ATATÜRK Osmanlıcayı öyle bir ustalıkla kullanıyor ve öyle hakim ki bir cümlesi ile nerdeyse bir kitap yazılır. O kadar zengin ve örüntü dolu. O nu anlatmaya hacmini yakalamaya ömrümüz yeter mi bilmem! Ancak bayrak yarışının bize düşen etabını en iyi derece ile bitirmek zorundayız!
Beğendiğim metni derhal iletmeye çalışacağım bu metnin kaynak kişisini  bibliyograf diye niteledim, çünkü hep öyle nitelenmiş! Umarım uygundur! Baştan söylemek gerekirse, bence daha fazlası!
KAYNAK, TARİH DÜNYASI
ÜNLÜ TARİHÇİ EMİL LUDWİG’İN TÜRKİYE'YE HAYRANLIĞI.
Ünlü Alman tarihçisi Emil Ludwig Türkiye'ye gelmiş ve 30 Aralık 1929 tarihinde Reisicumhur Mustafa Kemal Paşa tarafından kabul olunmuştur. Emil Ludwig'in bu görüşmenin ardından izlenimlerini yansıtan demeci, HAKİMİYETİ MİLLİYE GAZETE'sinde yayınlanmış ve  gazete muhabirine ilgi çekici betim ve karşılaştırmalarda bulunmuştur!
Ankara'ya geliş nedenini öncelikli olarak Reisicumhur  Gazi Mustafa Kemal'i görmek olduğunu beyan etmiş, gerekçesini ise ''Çünkü zamanımızın en büyük Devlet Adamını tanımak isterim'' diye belirtmiştir. ''Bundan başka umumi harp esnasında Türkiye ye gelmiştim. Dostlarım bana daima memleketimizde beş altı sene içinde vücuda getirilen büyük ve hayrete şayan ilerleme ve medeniyet eserlerinden bahsettiler! Bunları da bizzat görmek ve incelemek istedim.'' der.

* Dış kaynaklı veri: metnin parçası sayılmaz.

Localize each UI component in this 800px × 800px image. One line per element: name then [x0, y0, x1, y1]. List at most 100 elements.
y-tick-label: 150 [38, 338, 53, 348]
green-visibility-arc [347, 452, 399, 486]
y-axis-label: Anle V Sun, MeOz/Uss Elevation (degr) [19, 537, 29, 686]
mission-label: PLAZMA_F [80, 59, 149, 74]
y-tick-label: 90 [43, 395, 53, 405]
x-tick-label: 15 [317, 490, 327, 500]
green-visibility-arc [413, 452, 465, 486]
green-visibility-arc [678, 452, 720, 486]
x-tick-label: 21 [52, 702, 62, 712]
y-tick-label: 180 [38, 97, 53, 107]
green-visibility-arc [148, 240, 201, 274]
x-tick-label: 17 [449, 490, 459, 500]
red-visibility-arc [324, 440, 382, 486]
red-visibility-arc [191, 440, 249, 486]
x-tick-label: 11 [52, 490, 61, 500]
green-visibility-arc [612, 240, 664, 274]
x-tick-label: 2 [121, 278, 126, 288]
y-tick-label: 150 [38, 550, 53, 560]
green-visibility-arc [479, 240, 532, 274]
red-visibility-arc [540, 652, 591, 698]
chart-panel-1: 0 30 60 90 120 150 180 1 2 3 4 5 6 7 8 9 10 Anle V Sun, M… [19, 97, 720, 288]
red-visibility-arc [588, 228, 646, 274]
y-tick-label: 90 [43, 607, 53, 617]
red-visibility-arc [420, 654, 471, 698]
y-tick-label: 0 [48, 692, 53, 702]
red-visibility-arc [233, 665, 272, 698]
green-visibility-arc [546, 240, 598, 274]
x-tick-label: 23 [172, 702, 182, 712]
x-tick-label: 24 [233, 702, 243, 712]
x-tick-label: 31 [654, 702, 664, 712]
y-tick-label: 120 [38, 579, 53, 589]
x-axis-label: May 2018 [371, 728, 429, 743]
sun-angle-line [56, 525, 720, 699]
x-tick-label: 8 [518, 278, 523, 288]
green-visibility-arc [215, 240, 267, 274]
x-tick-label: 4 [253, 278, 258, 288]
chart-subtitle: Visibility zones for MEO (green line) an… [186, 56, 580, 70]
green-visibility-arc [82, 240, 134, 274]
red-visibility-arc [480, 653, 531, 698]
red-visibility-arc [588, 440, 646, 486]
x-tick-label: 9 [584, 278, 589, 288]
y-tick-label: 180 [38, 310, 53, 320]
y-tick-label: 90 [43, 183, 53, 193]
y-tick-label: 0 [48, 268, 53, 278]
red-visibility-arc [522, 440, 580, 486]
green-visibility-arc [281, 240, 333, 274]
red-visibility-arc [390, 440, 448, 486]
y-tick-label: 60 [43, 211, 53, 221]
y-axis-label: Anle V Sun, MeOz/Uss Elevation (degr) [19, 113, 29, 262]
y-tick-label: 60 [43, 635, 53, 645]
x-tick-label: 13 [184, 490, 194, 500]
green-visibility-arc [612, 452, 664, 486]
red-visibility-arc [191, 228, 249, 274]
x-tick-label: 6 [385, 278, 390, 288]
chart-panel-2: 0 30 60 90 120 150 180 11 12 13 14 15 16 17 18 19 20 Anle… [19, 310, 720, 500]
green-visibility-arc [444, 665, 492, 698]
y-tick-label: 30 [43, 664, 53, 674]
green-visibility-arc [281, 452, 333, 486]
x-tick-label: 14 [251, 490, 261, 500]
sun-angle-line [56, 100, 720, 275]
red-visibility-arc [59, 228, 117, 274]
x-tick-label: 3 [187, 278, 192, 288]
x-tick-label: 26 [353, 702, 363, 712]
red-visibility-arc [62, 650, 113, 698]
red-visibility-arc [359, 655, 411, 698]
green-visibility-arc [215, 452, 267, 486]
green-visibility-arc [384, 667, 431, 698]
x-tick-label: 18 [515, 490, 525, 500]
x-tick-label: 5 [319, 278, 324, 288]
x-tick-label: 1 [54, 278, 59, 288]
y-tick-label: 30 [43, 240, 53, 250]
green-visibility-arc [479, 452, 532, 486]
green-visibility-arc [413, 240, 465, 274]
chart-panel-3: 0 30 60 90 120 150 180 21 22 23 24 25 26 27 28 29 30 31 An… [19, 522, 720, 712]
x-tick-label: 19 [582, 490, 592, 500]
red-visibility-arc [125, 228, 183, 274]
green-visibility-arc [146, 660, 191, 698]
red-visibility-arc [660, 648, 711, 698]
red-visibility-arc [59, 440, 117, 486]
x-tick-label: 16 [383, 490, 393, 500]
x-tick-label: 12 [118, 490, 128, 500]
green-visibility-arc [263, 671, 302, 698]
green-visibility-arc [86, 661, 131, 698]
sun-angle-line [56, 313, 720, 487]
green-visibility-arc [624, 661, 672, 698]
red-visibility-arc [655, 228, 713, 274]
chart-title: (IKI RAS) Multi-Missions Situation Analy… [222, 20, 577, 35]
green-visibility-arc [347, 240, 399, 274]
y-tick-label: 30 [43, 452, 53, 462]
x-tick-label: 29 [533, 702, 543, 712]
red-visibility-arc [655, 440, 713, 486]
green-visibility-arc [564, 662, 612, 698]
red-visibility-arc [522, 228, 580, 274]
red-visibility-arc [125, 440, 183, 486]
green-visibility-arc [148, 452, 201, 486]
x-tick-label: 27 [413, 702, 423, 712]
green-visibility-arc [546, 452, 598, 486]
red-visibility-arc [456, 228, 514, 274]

<<...memleketinizi ziyaret ederken İtalya'da gördüğüm bir (ressam elinden çıkmış yağlı boya tablo) tabloyu hatırladım! Meşhur bir Ressam tarafından yapılan bu tablonun üzerine başka bir Ressam  tarafından yeni bir resim yapılmış! Fakat yeni ve başka bir Ressam, bu sonradan yapılan resmi kazımış ve altında bulunan HAKİKİ TABLO'yu meydana çıkarmıştı . Türk Milletinin meziyetlerini, ilerleme ve medeniyete karşı olan kabiliyetlerini temsil eden tablo sultanlar devrinde aldatıcı diğer, bir resim ile örtülmüştü! Fakat büyük bir Adam gelmiş bu sonradan yapılan resmi hayrete şayan bir maharetle kazımış ve Türk Milletinin meziyetlerini meydana çıkarmıştır.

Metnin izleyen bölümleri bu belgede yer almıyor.